But he does have a point. A first-year head coach, first-year offensive coordinator and first-year quarterback, along with several rookies and inexperienced assets on both sides of the ball, isn't exactly the recipe for immediate success in this league. Everybody knew general manager Joe Douglas was playing the long game here, rebuilding through young talent acquired from the draft and developed internally. 

Getting these brutal losses out of the way now is part of the process in becoming a winner, learning both on and off the field about what it takes to contend.

Besides, the veterans on this roster appear to have complete faith in the group of men that suits up in green and white each week. They aren't giving up on this unit any time soon, even if the 2021 season is already looking like it's going to be a long year. 

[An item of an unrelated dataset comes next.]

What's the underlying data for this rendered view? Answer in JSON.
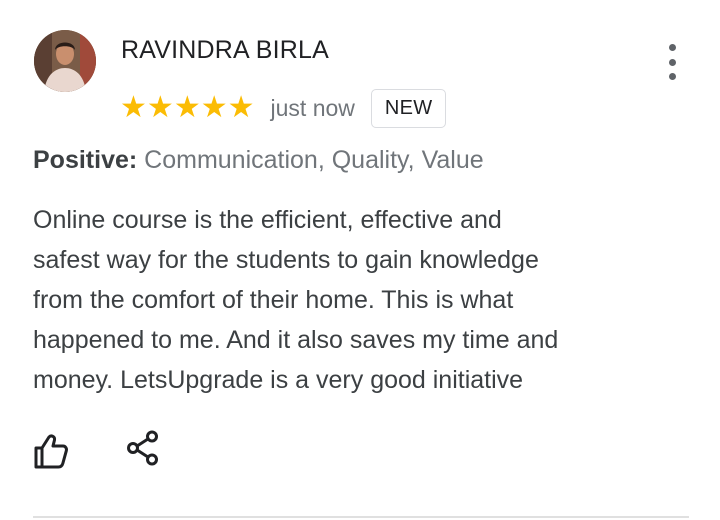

"Unfortunately, that's part of the growing process. You have to stumble a little bit, you have to take those lumps and then eventually you learn and it gets better," defensive lineman Sheldon Rankins said. "I'm not discouraged, I'm not down on anybody in this locker room."

Wilson's favorite target at wide receiver, who admitted he needs to step his game up after another quiet Sunday, echoed Rankins' sentiment. 

"We're a good team. We've got a lot of talent, but we just need to put it together," Corey Davis said. "That's the most frustrating part. We know that we have talent. Zero points? We've got too much talent for that."

Finally, coming from an offensive lineman that's been around the block a few times, the belief in the building is that the best is yet to come with this Jets team, even if fans haven't seen that product just yet.

"This is just part of it. You want to get going, you want to get out of the gates and hit the ground running to do well. We haven't been able to do that," Greg Van Roten said. "It's frustrating from a standpoint that we feel like we're a better team than how we're performing on Sundays. We think we're a good team, we just haven't shown it yet."

The challenge now is taking those quality practices and turning them into in-game contributions. Then, it's a must to build on momentum week to week, rather than taking steps back and letting that slip away. These frustrating afternoons full of a lack of execution can take a toll, especially when practices are so productive, but New York's fearless leader continues to stay positive.

"We’re trying to get better every single week. It’s maybe hard for people to see that, but we’re learning a lot in those games," Wilson said. "People are going to hate, and it is what it is, but we’re just going to keep that confidence and just be hungry to keep trying to get that win.”